Yes we're pulling them out of school. I've read a lot about the unschooling approach to this as I'm not cut out for homeschooling on the way. In a nutshell, unschooling is learning informally just by doing... Picking stuff up on the way by visiting museums and exploring historical sites, exposure to a foreign location, having the kids help plan itineraries and budgets based on researching and reporting back on a destination. Some math and chemistry might have to be done by registering for an online course (or by gulp me). But overall it's easily achievable. And many others have done it before us.

I'm hoping this trip turns into a multi year thing but who knows.


----------



## Plugging Along (Jan 3, 2011)

That is very interesting. I am actually familiar with I schooling and think it can be very cool. 

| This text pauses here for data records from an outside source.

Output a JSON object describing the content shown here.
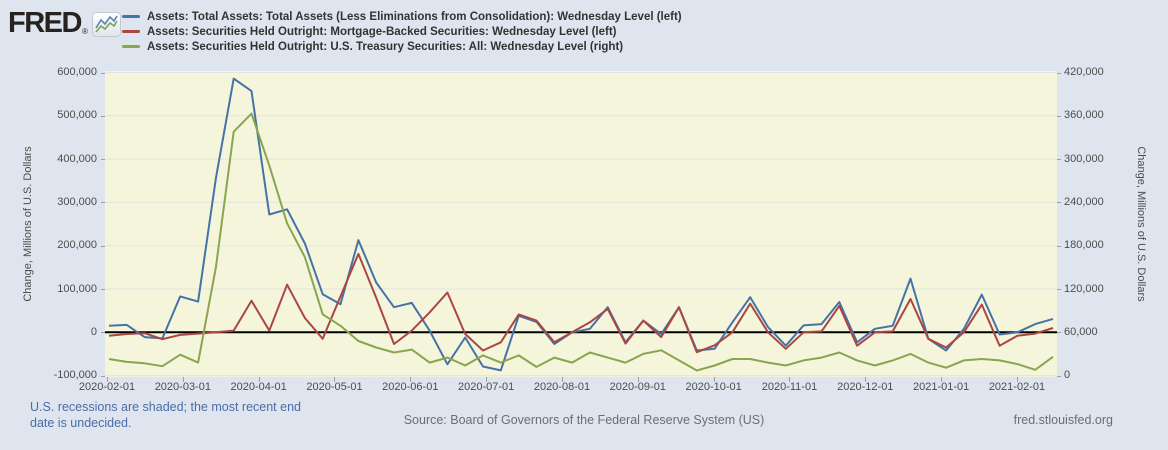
{
  "header": {
    "logo_text": "FRED",
    "registered_mark": "®",
    "legend": [
      {
        "id": "total-assets",
        "label": "Assets: Total Assets: Total Assets (Less Eliminations from Consolidation): Wednesday Level (left)",
        "color": "#4572a7"
      },
      {
        "id": "mbs",
        "label": "Assets: Securities Held Outright: Mortgage-Backed Securities: Wednesday Level (left)",
        "color": "#aa4643"
      },
      {
        "id": "treasuries",
        "label": "Assets: Securities Held Outright: U.S. Treasury Securities: All: Wednesday Level (right)",
        "color": "#89a54e"
      }
    ]
  },
  "chart_data": {
    "type": "line",
    "title": "",
    "x": [
      "2020-02-05",
      "2020-02-12",
      "2020-02-19",
      "2020-02-26",
      "2020-03-04",
      "2020-03-11",
      "2020-03-18",
      "2020-03-25",
      "2020-04-01",
      "2020-04-08",
      "2020-04-15",
      "2020-04-22",
      "2020-04-29",
      "2020-05-06",
      "2020-05-13",
      "2020-05-20",
      "2020-05-27",
      "2020-06-03",
      "2020-06-10",
      "2020-06-17",
      "2020-06-24",
      "2020-07-01",
      "2020-07-08",
      "2020-07-15",
      "2020-07-22",
      "2020-07-29",
      "2020-08-05",
      "2020-08-12",
      "2020-08-19",
      "2020-08-26",
      "2020-09-02",
      "2020-09-09",
      "2020-09-16",
      "2020-09-23",
      "2020-09-30",
      "2020-10-07",
      "2020-10-14",
      "2020-10-21",
      "2020-10-28",
      "2020-11-04",
      "2020-11-11",
      "2020-11-18",
      "2020-11-25",
      "2020-12-02",
      "2020-12-09",
      "2020-12-16",
      "2020-12-23",
      "2020-12-30",
      "2021-01-06",
      "2021-01-13",
      "2021-01-20",
      "2021-01-27",
      "2021-02-03",
      "2021-02-10"
    ],
    "series": [
      {
        "id": "total-assets",
        "name": "Assets: Total Assets: Total Assets (Less Eliminations from Consolidation): Wednesday Level",
        "axis": "left",
        "color": "#4572a7",
        "values": [
          15000,
          17000,
          -11000,
          -14000,
          83000,
          71000,
          356000,
          586000,
          557000,
          272000,
          284000,
          205000,
          88000,
          65000,
          213000,
          115000,
          58000,
          68000,
          4000,
          -74000,
          -12000,
          -79000,
          -88000,
          38000,
          24000,
          -27000,
          0,
          8000,
          58000,
          -23000,
          27000,
          -4000,
          58000,
          -42000,
          -38000,
          23000,
          81000,
          12000,
          -31000,
          16000,
          19000,
          70000,
          -23000,
          8000,
          15000,
          124000,
          -15000,
          -42000,
          8000,
          87000,
          -5000,
          0,
          19000,
          31000
        ]
      },
      {
        "id": "mbs",
        "name": "Assets: Securities Held Outright: Mortgage-Backed Securities: Wednesday Level",
        "axis": "left",
        "color": "#aa4643",
        "values": [
          -8000,
          -4000,
          -2000,
          -16000,
          -6000,
          -3000,
          0,
          4000,
          73000,
          4000,
          110000,
          33000,
          -15000,
          83000,
          181000,
          80000,
          -27000,
          4000,
          46000,
          92000,
          -4000,
          -42000,
          -23000,
          41000,
          27000,
          -23000,
          0,
          23000,
          54000,
          -26000,
          27000,
          -11000,
          58000,
          -46000,
          -30000,
          0,
          66000,
          0,
          -38000,
          0,
          2000,
          61000,
          -31000,
          0,
          2000,
          77000,
          -15000,
          -35000,
          0,
          64000,
          -31000,
          -8000,
          -3000,
          10000
        ]
      },
      {
        "id": "treasuries",
        "name": "Assets: Securities Held Outright: U.S. Treasury Securities: All: Wednesday Level",
        "axis": "right",
        "color": "#89a54e",
        "values": [
          23000,
          19000,
          17000,
          13000,
          29000,
          18000,
          150000,
          338000,
          363000,
          291000,
          211000,
          164000,
          85000,
          69000,
          48000,
          39000,
          32000,
          36000,
          18000,
          25000,
          14000,
          28000,
          18000,
          28000,
          12000,
          25000,
          18000,
          32000,
          25000,
          18000,
          30000,
          35000,
          21000,
          7000,
          14000,
          23000,
          23000,
          18000,
          14000,
          21000,
          25000,
          32000,
          21000,
          14000,
          21000,
          30000,
          18000,
          11000,
          21000,
          23000,
          21000,
          16000,
          8000,
          26000
        ]
      }
    ],
    "left_axis": {
      "label": "Change, Millions of U.S. Dollars",
      "min": -100000,
      "max": 600000,
      "ticks": [
        "600,000",
        "500,000",
        "400,000",
        "300,000",
        "200,000",
        "100,000",
        "0",
        "-100,000"
      ]
    },
    "right_axis": {
      "label": "Change, Millions of U.S. Dollars",
      "min": 0,
      "max": 420000,
      "ticks": [
        "420,000",
        "360,000",
        "300,000",
        "240,000",
        "180,000",
        "120,000",
        "60,000",
        "0"
      ]
    },
    "x_ticks": [
      "2020-02-01",
      "2020-03-01",
      "2020-04-01",
      "2020-05-01",
      "2020-06-01",
      "2020-07-01",
      "2020-08-01",
      "2020-09-01",
      "2020-10-01",
      "2020-11-01",
      "2020-12-01",
      "2021-01-01",
      "2021-02-01"
    ],
    "zero_line": true,
    "grid": true,
    "plot_bg": "#f5f5dc",
    "grid_color": "#e4e4e0",
    "zero_line_color": "#000000",
    "legend_position": "top"
  },
  "footer": {
    "recession_note": "U.S. recessions are shaded; the most recent end date is undecided.",
    "source": "Source: Board of Governors of the Federal Reserve System (US)",
    "site": "fred.stlouisfed.org"
  }
}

Are you planning on putting the kids back in to regular school after?


----------



## NotJustDreaming (Oct 20, 2013)

I'd for sure re-enroll them in school when we stay put. I'm pretty sure I don't have the patience and other stuff it takes for formal instruction.


----------



## Tycho (Sep 27, 2014)

Sorry for seemingly abandoning this thread I started; I replied several days ago, but for some reason it still hasn't posted, I hope this time it works.

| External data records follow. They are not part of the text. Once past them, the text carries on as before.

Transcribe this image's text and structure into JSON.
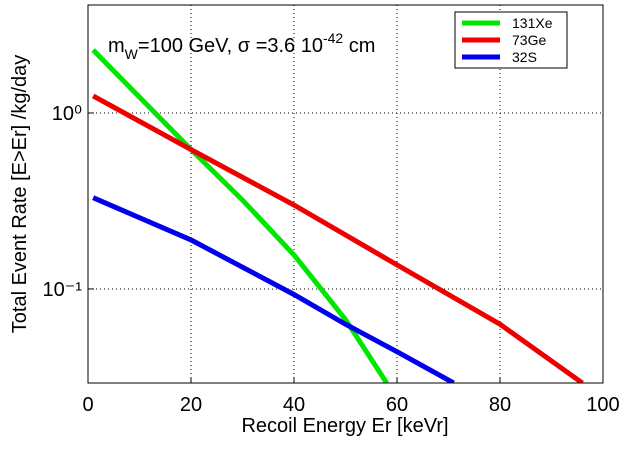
{
  "chart_data": {
    "type": "line",
    "xlabel": "Recoil Energy Er [keVr]",
    "ylabel": "Total Event Rate [E>Er] /kg/day",
    "annotation": {
      "m": "m",
      "sub": "W",
      "mid": "=100 GeV, σ =3.6 10",
      "sup": "-42",
      "end": " cm"
    },
    "xlim": [
      0,
      100
    ],
    "xticks": [
      0,
      20,
      40,
      60,
      80,
      100
    ],
    "ylim": [
      0.0292,
      4.11
    ],
    "log_y": true,
    "yticks": [
      {
        "value": 0.1,
        "label": "10⁻¹"
      },
      {
        "value": 1,
        "label": "10⁰"
      }
    ],
    "grid": true,
    "legend": "upper right",
    "series": [
      {
        "name": "131Xe",
        "color": "#00e600",
        "x": [
          1,
          10,
          20,
          30,
          40,
          50,
          58
        ],
        "values": [
          2.28,
          1.23,
          0.62,
          0.32,
          0.156,
          0.067,
          0.0292
        ]
      },
      {
        "name": "73Ge",
        "color": "#ee0000",
        "x": [
          1,
          20,
          40,
          60,
          80,
          96
        ],
        "values": [
          1.25,
          0.62,
          0.3,
          0.137,
          0.063,
          0.0292
        ]
      },
      {
        "name": "32S",
        "color": "#0000ee",
        "x": [
          1,
          20,
          40,
          50,
          60,
          71
        ],
        "values": [
          0.33,
          0.19,
          0.093,
          0.063,
          0.044,
          0.0292
        ]
      }
    ]
  }
}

Thanks for the replies everybody and encouragement, this is obliviously both exciting and scary at the same time. I have second thoughts daily! 

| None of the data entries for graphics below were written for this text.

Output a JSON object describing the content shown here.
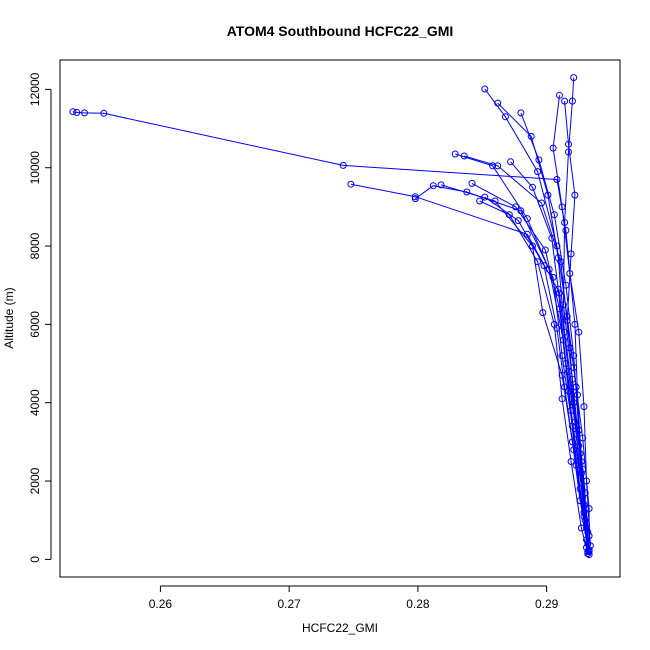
{
  "chart_data": {
    "type": "scatter",
    "title": "ATOM4 Southbound HCFC22_GMI",
    "xlabel": "HCFC22_GMI",
    "ylabel": "Altitude (m)",
    "xlim": [
      0.2522,
      0.2957
    ],
    "ylim": [
      -450,
      12750
    ],
    "x_ticks": [
      0.26,
      0.27,
      0.28,
      0.29
    ],
    "x_tick_labels": [
      "0.26",
      "0.27",
      "0.28",
      "0.29"
    ],
    "y_ticks": [
      0,
      2000,
      4000,
      6000,
      8000,
      10000,
      12000
    ],
    "y_tick_labels": [
      "0",
      "2000",
      "4000",
      "6000",
      "8000",
      "10000",
      "12000"
    ],
    "grid": false,
    "marker": "open-circle",
    "line": true,
    "colors": {
      "series": "#0000ff",
      "axes": "#000000",
      "background": "#ffffff"
    },
    "series": [
      {
        "profile": 1,
        "points": [
          [
            0.2532,
            11430
          ],
          [
            0.2535,
            11410
          ],
          [
            0.2541,
            11400
          ],
          [
            0.2556,
            11390
          ],
          [
            0.2742,
            10060
          ],
          [
            0.2908,
            9700
          ],
          [
            0.2915,
            8400
          ],
          [
            0.2922,
            6000
          ],
          [
            0.2924,
            4200
          ],
          [
            0.2927,
            2500
          ],
          [
            0.2931,
            900
          ],
          [
            0.2933,
            200
          ]
        ]
      },
      {
        "profile": 2,
        "points": [
          [
            0.2748,
            9580
          ],
          [
            0.2798,
            9260
          ],
          [
            0.2885,
            8300
          ],
          [
            0.291,
            6800
          ],
          [
            0.2917,
            4800
          ],
          [
            0.2925,
            2900
          ],
          [
            0.2929,
            1400
          ],
          [
            0.2931,
            300
          ]
        ]
      },
      {
        "profile": 3,
        "points": [
          [
            0.2798,
            9210
          ],
          [
            0.2812,
            9540
          ],
          [
            0.2838,
            9380
          ],
          [
            0.288,
            8900
          ],
          [
            0.2905,
            7200
          ],
          [
            0.2912,
            5200
          ],
          [
            0.292,
            3400
          ],
          [
            0.2926,
            1800
          ],
          [
            0.2932,
            400
          ]
        ]
      },
      {
        "profile": 4,
        "points": [
          [
            0.2829,
            10350
          ],
          [
            0.2858,
            10050
          ],
          [
            0.2885,
            8700
          ],
          [
            0.2902,
            7400
          ],
          [
            0.2913,
            5600
          ],
          [
            0.2919,
            3800
          ],
          [
            0.2928,
            1600
          ],
          [
            0.2932,
            150
          ]
        ]
      },
      {
        "profile": 5,
        "points": [
          [
            0.2852,
            12010
          ],
          [
            0.2868,
            11300
          ],
          [
            0.2893,
            9900
          ],
          [
            0.2908,
            8000
          ],
          [
            0.2916,
            6200
          ],
          [
            0.2923,
            4400
          ],
          [
            0.2927,
            2200
          ],
          [
            0.2933,
            600
          ]
        ]
      },
      {
        "profile": 6,
        "points": [
          [
            0.291,
            11850
          ],
          [
            0.2905,
            10500
          ],
          [
            0.2912,
            9000
          ],
          [
            0.2918,
            7300
          ],
          [
            0.2925,
            5800
          ],
          [
            0.2929,
            3900
          ],
          [
            0.2931,
            2000
          ],
          [
            0.2934,
            350
          ]
        ]
      },
      {
        "profile": 7,
        "points": [
          [
            0.2921,
            12300
          ],
          [
            0.292,
            11700
          ],
          [
            0.2917,
            10400
          ],
          [
            0.2914,
            8600
          ],
          [
            0.2913,
            6500
          ],
          [
            0.292,
            4600
          ],
          [
            0.2926,
            2700
          ],
          [
            0.2931,
            800
          ]
        ]
      },
      {
        "profile": 8,
        "points": [
          [
            0.2836,
            10300
          ],
          [
            0.2862,
            10050
          ],
          [
            0.2896,
            9100
          ],
          [
            0.2911,
            7600
          ],
          [
            0.2918,
            5400
          ],
          [
            0.2923,
            3200
          ],
          [
            0.2929,
            1200
          ],
          [
            0.2932,
            200
          ]
        ]
      },
      {
        "profile": 9,
        "points": [
          [
            0.2818,
            9560
          ],
          [
            0.286,
            9150
          ],
          [
            0.2889,
            8000
          ],
          [
            0.2897,
            6300
          ],
          [
            0.2912,
            4700
          ],
          [
            0.292,
            3000
          ],
          [
            0.2926,
            1500
          ],
          [
            0.2933,
            250
          ]
        ]
      },
      {
        "profile": 10,
        "points": [
          [
            0.2872,
            10150
          ],
          [
            0.2889,
            9500
          ],
          [
            0.2904,
            8200
          ],
          [
            0.2909,
            6900
          ],
          [
            0.2915,
            5000
          ],
          [
            0.2922,
            3500
          ],
          [
            0.293,
            1000
          ]
        ]
      },
      {
        "profile": 11,
        "points": [
          [
            0.2848,
            9150
          ],
          [
            0.2871,
            8800
          ],
          [
            0.2893,
            7600
          ],
          [
            0.2906,
            6000
          ],
          [
            0.2912,
            4100
          ],
          [
            0.2919,
            2500
          ],
          [
            0.2927,
            800
          ],
          [
            0.2932,
            150
          ]
        ]
      },
      {
        "profile": 12,
        "points": [
          [
            0.288,
            11400
          ],
          [
            0.2894,
            10200
          ],
          [
            0.2906,
            8800
          ],
          [
            0.2915,
            7000
          ],
          [
            0.2921,
            5200
          ],
          [
            0.2925,
            3300
          ],
          [
            0.293,
            1700
          ]
        ]
      },
      {
        "profile": 13,
        "points": [
          [
            0.2842,
            9600
          ],
          [
            0.2876,
            9000
          ],
          [
            0.2899,
            7900
          ],
          [
            0.291,
            6400
          ],
          [
            0.2917,
            4300
          ],
          [
            0.2923,
            2400
          ],
          [
            0.2931,
            500
          ]
        ]
      },
      {
        "profile": 14,
        "points": [
          [
            0.2914,
            11700
          ],
          [
            0.2917,
            10600
          ],
          [
            0.2922,
            9300
          ],
          [
            0.2919,
            7800
          ],
          [
            0.2916,
            6100
          ],
          [
            0.2921,
            4900
          ],
          [
            0.2928,
            3100
          ],
          [
            0.2933,
            1300
          ],
          [
            0.2933,
            120
          ]
        ]
      },
      {
        "profile": 15,
        "points": [
          [
            0.2862,
            11650
          ],
          [
            0.2888,
            10800
          ],
          [
            0.2901,
            9300
          ],
          [
            0.2909,
            7700
          ],
          [
            0.2914,
            5800
          ],
          [
            0.2921,
            4000
          ],
          [
            0.2928,
            2300
          ],
          [
            0.2932,
            700
          ]
        ]
      },
      {
        "profile": 16,
        "points": [
          [
            0.2852,
            9250
          ],
          [
            0.2878,
            8650
          ],
          [
            0.2898,
            7500
          ],
          [
            0.2908,
            5900
          ],
          [
            0.2914,
            4400
          ],
          [
            0.2921,
            2800
          ],
          [
            0.2929,
            1100
          ],
          [
            0.2933,
            220
          ]
        ]
      }
    ]
  }
}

I'll check with work about the deferred pay, but I don't think that is an option after searching our HR information. I don't think this is something that is exactly encouraged, and is unfortunately not guaranteed, so I may not even be allowed to do it if the situation is not ideal.

Stretching it across 2 years instead of beginning it in January is something that I considered, but the timing isn't quite as good for the activities I want to do, and places I want to see; still on the table though as nothing is set in stone. I'm a pretty loose traveler, the type that doesn't always decide what to do until I wake up! Part of the excitement and adventure for me I guess, who wants appointments and schedules when you're on vacation!

From what I'm hearing for you all I think I might use a bit of RRSP room for this, I understand I will be losing that as contribution room, but I have a ton of room at the moment. I'm guessing there is a way to optimize what I contribute; is there an online calculator for this sort of thing?


----------



## getliquid (Mar 2, 2014)

your work let you leave for 8 month is awesome! we can do leave with income averaging for up to 12 weeks, thinking of taking may/june/july and go to Asian and Australia with the kids as well.


----------



## Connie Merrow (Sep 9, 2014)

*Helped*

A big thank you for telling this. I really helped by your article. Thank you very much.


----------



## Tycho (Sep 27, 2014)

Sorry if it looks like I've ignored this thread, I've replied a couple times but it didn't post; saying waiting for moderation.


----------